9.29.2016

9.27.2016

not so simple

The desire I have to astonish is offset by an attraction to the simple.

9.25.2016

inhabited poetry

Iris Murdoch conceived of an ‘inhabited philosophy’. Likewise, I’m in favor of an inhabited poetry. Poetry as a place to explore human concerns and not wholly a space where language reigns.

9.24.2016

write for the ear

I have spent my life in clearing out of poetry every phrase written for the eye, and bringing all back to the syntax that is for the ear alone.
[...]
"Write for the ear," I thought, "so that you may be instantly understood, as when actor or folk-singer stands before an audience."

—W. B. Yeats, “An Introduction for My Plays” (1937, but not published until 1961 in Essays & Introductions).

[n.b.: I went to a presentation by Deanie Rowan Blank on W.B. Yeats today at the Hartford Public Library, and this quote came up. So I ran down the source and posted it.]

9.23.2016

name game

Pushkin without the push, Wordsworth without the word, Larkin without the lark, Ashbery without the ash,...

9.22.2016

narrowed to error

Constraints are both opportunities for escape and discovery and pinch points where many forced errors occur.

9.20.2016

dappled things

The only kind of poetry that is poor is poetry of one kind.

9.19.2016

enemy of the poetic

Count me as an enemy of the overly poetic and the overtly poetic.

9.18.2016

public property

What else are poetry and thinking than someone making his own life into public property, into a life which everyone else can live and enjoy as their own too, making his essence into directly beholdable objects of not only himself, but also of others?

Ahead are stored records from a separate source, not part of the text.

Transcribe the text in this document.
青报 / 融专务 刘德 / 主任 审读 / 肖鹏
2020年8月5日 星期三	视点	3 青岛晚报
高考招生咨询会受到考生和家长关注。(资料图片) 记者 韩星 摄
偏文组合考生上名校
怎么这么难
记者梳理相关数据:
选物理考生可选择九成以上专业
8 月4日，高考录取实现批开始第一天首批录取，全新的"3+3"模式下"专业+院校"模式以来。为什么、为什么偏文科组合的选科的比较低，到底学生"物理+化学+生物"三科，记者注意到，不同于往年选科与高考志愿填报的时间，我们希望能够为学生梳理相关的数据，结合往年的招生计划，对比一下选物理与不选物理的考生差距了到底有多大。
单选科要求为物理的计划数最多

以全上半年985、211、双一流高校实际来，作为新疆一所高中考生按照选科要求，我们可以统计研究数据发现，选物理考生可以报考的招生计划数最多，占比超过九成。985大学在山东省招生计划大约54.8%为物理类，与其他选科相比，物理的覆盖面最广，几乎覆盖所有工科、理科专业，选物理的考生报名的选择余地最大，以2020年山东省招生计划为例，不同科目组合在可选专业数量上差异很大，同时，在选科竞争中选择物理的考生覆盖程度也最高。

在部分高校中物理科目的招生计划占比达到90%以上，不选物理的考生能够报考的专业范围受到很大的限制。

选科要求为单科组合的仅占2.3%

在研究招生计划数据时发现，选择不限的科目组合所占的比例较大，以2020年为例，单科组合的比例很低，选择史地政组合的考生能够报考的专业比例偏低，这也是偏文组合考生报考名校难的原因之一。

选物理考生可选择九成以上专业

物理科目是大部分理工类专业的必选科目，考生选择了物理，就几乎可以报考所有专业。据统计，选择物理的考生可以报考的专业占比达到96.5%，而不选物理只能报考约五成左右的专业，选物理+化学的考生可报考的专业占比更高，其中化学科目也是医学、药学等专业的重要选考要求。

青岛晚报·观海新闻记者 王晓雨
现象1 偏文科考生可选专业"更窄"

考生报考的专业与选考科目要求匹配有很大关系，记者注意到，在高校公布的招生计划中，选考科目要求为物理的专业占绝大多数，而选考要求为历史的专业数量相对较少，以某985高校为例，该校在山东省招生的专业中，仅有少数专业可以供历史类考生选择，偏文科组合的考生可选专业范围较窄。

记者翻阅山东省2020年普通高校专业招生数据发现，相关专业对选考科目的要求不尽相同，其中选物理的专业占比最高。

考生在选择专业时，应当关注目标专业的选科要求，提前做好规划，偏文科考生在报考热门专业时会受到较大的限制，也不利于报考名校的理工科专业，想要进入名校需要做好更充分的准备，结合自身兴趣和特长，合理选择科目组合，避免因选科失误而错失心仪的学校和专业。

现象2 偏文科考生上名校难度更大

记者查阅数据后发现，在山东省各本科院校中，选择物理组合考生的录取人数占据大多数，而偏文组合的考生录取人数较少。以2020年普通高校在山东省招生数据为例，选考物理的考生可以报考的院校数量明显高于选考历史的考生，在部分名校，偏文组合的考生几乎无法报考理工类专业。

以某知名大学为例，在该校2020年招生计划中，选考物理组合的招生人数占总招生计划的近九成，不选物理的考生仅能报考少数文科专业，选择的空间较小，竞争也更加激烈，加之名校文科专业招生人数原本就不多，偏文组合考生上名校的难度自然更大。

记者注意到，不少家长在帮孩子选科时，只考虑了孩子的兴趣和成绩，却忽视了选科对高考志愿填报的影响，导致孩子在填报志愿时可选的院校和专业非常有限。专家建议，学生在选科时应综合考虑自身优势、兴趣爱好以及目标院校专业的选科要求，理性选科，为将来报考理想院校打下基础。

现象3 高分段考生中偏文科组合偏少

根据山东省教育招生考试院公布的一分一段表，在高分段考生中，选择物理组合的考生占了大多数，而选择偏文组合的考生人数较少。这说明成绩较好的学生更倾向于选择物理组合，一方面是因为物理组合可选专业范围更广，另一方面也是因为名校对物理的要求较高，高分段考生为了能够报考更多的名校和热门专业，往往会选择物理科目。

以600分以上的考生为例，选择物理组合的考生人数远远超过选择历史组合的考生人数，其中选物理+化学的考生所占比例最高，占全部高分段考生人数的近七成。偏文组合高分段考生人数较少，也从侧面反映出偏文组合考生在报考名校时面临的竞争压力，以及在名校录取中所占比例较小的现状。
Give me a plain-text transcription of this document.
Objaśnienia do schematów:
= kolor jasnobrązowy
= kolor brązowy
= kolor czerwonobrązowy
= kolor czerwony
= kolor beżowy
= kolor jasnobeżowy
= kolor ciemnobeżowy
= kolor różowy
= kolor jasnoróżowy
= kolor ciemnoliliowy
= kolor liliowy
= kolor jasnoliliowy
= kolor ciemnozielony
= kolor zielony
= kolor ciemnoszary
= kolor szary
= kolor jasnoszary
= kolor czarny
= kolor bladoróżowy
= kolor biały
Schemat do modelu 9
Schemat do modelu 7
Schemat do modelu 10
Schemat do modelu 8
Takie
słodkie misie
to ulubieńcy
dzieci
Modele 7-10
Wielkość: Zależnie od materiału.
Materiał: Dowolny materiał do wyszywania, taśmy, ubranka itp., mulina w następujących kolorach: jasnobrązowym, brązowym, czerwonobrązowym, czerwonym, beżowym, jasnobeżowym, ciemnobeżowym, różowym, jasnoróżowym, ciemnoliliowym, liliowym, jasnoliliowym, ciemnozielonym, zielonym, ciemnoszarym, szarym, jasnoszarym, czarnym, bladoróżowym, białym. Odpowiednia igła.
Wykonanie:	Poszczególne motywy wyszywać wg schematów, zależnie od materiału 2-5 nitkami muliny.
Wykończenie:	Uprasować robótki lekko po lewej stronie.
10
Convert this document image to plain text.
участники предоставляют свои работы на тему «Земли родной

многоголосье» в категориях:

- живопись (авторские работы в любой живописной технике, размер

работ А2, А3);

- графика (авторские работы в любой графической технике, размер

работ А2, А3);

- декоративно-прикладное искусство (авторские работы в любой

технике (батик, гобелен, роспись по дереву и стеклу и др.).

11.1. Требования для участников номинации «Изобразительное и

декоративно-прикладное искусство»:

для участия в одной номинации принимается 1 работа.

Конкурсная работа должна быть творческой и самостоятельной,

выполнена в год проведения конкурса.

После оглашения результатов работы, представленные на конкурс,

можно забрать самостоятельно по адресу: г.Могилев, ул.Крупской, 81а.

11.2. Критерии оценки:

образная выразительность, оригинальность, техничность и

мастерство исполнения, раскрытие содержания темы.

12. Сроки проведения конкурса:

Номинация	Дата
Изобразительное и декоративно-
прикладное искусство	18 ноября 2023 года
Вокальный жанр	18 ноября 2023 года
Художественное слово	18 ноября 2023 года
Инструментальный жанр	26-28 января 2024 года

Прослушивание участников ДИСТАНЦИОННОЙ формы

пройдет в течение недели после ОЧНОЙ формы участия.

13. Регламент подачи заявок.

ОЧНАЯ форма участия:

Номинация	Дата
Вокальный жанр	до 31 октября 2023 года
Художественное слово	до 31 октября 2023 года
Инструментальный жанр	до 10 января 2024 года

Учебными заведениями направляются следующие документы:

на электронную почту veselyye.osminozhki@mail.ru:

—Ludwig Feurbach, Abelard and Heloise, or: The Writer and the Human (Gegensatz Press, 2012), translated with introduction by Eric v. d. Luft, with a foreword by Angela Moreira.

9.17.2016

target exposed

The plagiarist’s target was an unknown, but after the theft was noticed for the first time.

9.16.2016

stealing from the poor

The plagiarist is most damned by stealing from the unknown and underappreciated. The plagiarist hasn’t the guts to rip off one of the renowned, because the exposure would be swift and pitiless.

9.15.2016

lifted lines

By deceit the plagiarist shows respect for the text.

9.14.2016

mask donned

Poetic language often falsifies poetic content.

9.13.2016

establishment

He had settled comfortably into believing himself one of the avant-garde.

9.12.2016

equal letters

A correspondence between equals is of most interest.

9.11.2016

improve the blank page

Young Poets

Write as you will
In whatever style you like
Too much blood has run under the bridge
To go on believing
That only one road is right.

In poetry everything is permitted.

With only this condition of course,
You have to improve the blank page.

—Nicanor Parra, Poems and Antipoems (New Directions, 1966), trans. by Miller Williams.

9.10.2016

never to late

The last line thrown like a life preserver to the flailing and gasping reader.

9.05.2016

nonce only

He had a knack for neologisms that made the existing word-stock seem ample.

9.04.2016

time out to look up

Being driven to the dictionary by many words in a difficult poem proved to be a blessing, as it gave one time to mull over or to rest the mind, before beginning again.

9.03.2016

language games

Be it Oulipo or the Ouija board, devices will only generate language devices.

9.01.2016

spiced dish

In cooking the proper use of spices is important to many dishes, and so it is that poets in English should make use of foreign words and phrases to enliven their pieces.